A preacher returns to harness
As a preacher, I am feeling out of touch. A period of compassionate leave means that I have not preached for some five weeks. The journey from study to pulpit/ lectern is always both long and uphill, but today it seems a little longer. I have always maintained that the day I stop feeling nervous about preaching is the day I shall stop doing it. As preachers, our nerves keep us in our place – reminding us that we are but fragile instruments in the hand of a greater musician. If a little nervous flutter serves to remind us that we cannot bring an eternal word into a temporal situation unaided, then so be it.
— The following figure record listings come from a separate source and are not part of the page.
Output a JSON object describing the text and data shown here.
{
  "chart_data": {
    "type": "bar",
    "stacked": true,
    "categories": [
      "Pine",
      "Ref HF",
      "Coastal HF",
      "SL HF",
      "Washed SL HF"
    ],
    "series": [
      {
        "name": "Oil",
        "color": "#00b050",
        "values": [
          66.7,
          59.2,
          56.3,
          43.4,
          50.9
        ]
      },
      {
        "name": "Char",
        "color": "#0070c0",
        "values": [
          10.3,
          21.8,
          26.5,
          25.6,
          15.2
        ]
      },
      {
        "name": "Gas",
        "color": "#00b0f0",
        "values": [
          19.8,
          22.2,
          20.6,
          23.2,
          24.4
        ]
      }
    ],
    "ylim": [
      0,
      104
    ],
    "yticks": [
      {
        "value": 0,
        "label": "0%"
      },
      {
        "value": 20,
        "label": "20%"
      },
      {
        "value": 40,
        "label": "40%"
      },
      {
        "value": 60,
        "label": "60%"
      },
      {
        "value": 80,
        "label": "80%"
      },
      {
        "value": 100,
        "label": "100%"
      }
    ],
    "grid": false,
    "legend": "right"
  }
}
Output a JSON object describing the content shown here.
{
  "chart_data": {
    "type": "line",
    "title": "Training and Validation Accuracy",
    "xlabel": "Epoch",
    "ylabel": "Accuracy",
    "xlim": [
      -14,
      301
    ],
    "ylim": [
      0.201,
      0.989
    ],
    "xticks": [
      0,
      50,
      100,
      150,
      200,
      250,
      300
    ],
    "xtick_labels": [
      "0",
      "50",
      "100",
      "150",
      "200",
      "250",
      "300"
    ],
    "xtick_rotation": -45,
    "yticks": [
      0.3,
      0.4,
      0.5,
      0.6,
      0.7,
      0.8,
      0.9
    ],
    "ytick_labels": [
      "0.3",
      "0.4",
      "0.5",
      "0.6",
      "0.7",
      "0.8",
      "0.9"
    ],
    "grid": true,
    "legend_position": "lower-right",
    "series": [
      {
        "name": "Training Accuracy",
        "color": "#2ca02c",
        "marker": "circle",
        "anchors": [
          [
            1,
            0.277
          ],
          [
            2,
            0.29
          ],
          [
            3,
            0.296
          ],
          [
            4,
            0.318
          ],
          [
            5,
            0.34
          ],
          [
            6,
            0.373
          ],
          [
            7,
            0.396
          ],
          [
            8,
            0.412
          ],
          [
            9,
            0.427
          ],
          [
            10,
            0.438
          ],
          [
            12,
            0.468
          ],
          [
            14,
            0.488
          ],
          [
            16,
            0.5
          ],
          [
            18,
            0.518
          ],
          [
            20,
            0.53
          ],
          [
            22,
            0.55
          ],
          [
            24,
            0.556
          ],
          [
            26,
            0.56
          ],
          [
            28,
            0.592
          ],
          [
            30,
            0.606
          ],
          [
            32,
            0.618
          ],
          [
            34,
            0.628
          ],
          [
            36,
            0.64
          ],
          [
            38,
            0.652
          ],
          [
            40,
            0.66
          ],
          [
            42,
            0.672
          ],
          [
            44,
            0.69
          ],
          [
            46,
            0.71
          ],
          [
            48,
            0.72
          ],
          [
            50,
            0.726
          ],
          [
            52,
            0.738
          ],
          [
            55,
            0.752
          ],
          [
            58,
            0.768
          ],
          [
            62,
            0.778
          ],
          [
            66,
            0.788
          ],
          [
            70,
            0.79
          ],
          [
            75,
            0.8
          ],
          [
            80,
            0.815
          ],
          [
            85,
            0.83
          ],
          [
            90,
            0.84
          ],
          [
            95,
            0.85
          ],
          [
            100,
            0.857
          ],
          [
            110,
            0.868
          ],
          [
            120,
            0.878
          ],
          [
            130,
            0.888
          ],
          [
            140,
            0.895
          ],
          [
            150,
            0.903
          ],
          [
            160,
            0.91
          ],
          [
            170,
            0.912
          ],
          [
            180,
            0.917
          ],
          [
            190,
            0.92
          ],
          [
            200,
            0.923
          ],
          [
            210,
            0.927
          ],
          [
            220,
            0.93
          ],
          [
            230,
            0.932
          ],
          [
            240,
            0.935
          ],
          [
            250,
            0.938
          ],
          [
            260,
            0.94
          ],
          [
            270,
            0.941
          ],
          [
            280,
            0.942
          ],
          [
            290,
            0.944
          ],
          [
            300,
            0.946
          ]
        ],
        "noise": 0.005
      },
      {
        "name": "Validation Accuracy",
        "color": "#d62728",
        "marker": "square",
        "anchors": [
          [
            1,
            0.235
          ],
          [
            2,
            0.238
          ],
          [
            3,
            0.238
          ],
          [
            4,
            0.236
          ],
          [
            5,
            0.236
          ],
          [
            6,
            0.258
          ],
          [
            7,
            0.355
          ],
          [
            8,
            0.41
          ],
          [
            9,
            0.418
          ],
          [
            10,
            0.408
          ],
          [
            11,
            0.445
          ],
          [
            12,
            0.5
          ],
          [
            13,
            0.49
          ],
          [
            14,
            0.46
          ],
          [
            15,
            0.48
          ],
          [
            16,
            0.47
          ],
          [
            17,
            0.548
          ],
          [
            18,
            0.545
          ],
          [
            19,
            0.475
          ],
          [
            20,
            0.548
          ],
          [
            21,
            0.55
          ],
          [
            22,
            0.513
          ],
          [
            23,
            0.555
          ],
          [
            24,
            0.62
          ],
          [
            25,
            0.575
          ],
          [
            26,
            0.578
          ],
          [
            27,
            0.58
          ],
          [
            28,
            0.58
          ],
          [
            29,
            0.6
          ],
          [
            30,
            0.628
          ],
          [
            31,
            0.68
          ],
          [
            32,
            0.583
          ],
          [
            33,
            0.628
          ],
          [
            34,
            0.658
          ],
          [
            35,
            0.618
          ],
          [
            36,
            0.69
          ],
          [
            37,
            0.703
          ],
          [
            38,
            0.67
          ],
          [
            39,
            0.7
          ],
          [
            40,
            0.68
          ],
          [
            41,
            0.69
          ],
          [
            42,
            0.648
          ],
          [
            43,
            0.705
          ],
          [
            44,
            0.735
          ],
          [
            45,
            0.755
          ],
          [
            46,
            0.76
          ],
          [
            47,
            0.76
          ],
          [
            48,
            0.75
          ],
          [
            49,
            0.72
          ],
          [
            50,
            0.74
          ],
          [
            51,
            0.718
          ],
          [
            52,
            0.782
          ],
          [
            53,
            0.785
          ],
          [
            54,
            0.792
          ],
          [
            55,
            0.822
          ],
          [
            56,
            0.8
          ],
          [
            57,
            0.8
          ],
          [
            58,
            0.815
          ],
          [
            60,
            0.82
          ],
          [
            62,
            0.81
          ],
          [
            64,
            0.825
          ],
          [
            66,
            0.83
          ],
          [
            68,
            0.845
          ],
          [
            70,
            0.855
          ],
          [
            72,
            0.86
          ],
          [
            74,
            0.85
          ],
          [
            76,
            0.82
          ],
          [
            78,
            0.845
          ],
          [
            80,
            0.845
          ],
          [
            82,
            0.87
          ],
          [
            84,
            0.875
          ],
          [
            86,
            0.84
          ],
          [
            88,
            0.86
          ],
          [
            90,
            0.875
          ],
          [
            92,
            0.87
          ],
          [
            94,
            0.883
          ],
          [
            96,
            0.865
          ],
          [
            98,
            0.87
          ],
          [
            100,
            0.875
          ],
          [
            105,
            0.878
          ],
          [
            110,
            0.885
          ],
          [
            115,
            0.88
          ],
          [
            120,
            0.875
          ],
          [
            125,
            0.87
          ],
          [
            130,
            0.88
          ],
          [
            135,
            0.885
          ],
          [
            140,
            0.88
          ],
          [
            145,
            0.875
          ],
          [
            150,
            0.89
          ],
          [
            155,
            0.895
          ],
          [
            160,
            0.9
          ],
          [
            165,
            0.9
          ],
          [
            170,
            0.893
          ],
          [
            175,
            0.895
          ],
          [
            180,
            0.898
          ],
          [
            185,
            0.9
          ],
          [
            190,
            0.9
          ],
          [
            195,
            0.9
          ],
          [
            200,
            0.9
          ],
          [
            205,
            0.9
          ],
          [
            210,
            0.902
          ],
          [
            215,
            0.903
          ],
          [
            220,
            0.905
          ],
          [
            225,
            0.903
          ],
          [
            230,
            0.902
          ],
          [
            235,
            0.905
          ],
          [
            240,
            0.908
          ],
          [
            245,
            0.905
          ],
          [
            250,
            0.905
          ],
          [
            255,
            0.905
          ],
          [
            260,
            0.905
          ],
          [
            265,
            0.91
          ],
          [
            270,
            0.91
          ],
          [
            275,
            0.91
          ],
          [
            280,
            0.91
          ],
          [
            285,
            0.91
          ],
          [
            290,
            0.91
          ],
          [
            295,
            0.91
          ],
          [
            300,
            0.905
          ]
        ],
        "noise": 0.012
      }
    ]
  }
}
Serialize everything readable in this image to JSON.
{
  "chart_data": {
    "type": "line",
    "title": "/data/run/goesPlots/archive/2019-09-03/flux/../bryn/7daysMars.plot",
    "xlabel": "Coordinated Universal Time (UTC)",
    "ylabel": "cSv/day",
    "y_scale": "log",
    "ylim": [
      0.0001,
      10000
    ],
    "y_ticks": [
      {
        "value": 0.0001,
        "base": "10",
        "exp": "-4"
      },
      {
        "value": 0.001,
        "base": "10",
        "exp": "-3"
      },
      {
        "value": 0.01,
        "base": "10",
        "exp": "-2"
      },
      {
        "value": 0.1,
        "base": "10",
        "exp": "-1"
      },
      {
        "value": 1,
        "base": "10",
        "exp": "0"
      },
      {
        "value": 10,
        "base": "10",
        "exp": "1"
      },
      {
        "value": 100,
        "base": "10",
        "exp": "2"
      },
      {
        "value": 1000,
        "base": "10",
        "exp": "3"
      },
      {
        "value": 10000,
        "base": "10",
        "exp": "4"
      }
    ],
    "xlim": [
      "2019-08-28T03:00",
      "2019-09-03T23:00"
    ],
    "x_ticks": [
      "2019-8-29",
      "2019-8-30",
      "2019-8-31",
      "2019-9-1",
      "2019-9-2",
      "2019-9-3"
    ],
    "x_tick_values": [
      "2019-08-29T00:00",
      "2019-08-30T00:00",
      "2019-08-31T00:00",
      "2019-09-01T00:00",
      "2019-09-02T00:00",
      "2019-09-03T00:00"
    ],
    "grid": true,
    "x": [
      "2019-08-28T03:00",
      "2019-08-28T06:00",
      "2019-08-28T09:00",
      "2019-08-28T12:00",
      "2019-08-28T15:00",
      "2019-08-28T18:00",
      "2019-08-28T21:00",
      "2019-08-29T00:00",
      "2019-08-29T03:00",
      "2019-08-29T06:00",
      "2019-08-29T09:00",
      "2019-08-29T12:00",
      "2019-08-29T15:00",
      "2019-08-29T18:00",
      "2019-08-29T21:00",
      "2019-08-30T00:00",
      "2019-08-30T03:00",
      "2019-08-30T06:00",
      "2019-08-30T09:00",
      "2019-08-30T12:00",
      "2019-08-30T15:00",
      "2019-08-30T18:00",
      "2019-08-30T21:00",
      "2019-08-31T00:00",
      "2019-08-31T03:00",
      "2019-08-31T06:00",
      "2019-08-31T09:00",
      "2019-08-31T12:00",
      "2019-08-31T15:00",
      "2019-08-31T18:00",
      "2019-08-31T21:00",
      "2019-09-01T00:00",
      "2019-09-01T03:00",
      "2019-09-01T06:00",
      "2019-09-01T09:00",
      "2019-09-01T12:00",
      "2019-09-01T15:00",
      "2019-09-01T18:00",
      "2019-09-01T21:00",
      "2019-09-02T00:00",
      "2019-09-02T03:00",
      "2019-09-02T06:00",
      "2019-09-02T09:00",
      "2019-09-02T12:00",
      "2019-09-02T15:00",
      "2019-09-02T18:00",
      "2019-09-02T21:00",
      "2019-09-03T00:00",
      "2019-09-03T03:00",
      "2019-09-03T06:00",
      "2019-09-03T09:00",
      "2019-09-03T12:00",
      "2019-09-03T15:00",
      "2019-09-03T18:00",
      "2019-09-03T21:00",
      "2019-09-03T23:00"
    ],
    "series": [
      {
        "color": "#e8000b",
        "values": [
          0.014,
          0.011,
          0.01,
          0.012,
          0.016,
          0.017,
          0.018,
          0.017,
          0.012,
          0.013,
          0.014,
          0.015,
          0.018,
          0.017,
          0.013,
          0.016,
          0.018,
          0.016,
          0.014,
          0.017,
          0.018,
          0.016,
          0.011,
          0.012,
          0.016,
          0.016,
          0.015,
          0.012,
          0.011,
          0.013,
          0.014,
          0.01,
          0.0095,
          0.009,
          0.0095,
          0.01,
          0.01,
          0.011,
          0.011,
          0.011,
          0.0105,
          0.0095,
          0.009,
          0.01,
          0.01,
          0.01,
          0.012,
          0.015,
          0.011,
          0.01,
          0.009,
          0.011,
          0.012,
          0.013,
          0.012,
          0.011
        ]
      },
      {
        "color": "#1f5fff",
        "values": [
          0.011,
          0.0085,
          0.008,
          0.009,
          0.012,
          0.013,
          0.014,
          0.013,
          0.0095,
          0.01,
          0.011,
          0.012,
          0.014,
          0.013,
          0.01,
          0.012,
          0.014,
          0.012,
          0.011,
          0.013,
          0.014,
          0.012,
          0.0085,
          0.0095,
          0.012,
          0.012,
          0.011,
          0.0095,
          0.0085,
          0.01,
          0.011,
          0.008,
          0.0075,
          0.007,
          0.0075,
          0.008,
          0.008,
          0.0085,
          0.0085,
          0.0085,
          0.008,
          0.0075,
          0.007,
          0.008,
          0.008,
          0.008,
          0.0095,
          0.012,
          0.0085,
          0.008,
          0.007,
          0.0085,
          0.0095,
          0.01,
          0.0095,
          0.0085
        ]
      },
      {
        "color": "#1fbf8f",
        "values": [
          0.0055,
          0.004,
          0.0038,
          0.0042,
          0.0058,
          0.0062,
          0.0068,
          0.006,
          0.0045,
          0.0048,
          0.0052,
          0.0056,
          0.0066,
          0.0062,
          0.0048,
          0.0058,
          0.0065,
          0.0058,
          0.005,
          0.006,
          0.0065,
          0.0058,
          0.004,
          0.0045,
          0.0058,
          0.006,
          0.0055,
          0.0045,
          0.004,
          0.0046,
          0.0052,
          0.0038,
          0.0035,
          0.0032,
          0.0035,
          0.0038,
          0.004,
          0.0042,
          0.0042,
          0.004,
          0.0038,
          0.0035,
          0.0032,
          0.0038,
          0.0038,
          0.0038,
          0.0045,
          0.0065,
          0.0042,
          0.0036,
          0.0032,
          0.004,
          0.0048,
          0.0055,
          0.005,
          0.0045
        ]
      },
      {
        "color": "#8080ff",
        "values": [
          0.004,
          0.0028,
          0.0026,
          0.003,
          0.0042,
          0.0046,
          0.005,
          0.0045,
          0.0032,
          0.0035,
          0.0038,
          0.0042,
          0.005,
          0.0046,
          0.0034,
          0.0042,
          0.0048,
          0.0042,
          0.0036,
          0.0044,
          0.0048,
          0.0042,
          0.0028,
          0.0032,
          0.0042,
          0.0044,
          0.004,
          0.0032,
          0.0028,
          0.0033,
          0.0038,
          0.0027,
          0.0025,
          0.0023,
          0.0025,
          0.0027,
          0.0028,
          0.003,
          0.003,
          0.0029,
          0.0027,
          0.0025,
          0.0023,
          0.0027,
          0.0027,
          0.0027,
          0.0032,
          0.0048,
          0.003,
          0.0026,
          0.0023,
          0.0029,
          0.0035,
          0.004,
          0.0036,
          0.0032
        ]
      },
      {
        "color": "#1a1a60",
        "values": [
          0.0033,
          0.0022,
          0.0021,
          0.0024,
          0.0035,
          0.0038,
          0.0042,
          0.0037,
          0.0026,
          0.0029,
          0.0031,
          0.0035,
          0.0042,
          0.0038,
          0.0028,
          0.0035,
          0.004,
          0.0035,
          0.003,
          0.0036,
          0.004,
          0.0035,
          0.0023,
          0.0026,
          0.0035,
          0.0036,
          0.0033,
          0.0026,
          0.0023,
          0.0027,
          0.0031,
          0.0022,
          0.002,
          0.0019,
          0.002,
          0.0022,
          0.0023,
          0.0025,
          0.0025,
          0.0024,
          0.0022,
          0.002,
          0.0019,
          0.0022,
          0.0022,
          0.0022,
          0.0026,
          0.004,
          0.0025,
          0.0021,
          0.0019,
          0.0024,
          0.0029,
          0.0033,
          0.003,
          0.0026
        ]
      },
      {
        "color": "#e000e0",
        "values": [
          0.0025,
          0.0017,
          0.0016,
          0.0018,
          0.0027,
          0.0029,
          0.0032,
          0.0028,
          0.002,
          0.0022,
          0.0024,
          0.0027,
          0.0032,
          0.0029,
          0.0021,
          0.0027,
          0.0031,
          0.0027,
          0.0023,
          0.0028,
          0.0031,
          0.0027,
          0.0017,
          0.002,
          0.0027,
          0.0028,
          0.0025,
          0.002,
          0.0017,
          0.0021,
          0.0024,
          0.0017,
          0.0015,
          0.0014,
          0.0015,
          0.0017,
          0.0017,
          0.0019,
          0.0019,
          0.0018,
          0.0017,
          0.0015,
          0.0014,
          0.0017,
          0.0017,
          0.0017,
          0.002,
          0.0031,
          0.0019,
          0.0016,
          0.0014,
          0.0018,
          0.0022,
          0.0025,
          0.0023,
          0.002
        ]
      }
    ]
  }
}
On this particular occasion, I shall return to preaching by means of a funeral and thanksgiving service on Tuesday. These can be amongst the preacher’s toughest challenges, I find. One the one hand, hope is to be painted in all its bright colours, but on the other, the sadness is acute. Both sentimentality and opportunistic challenge are to be avoided with equal care. The address at a funeral or thanksgiving must look both backwards to a life lived and forwards to an eternity anticipated. In short – I need help!
On Wednesday evening I was walking along the seafront in Sheringham, North Norfolk, when I watched the man in the picture below. With apparently effortless ease he was paragliding above the beach, occasionally turning in circles amongst the gulls who shared the sky with him. Of course, it wasn’t effortless at all. He doubtless had to keep constant watch on his height and position, as well as ‘reading’ the thermals to keep him airborne. To the watchers, like me, it was graceful and effortless, to him it was a different story.
Preaching is never effortless, but like the sunset flight it is worth it!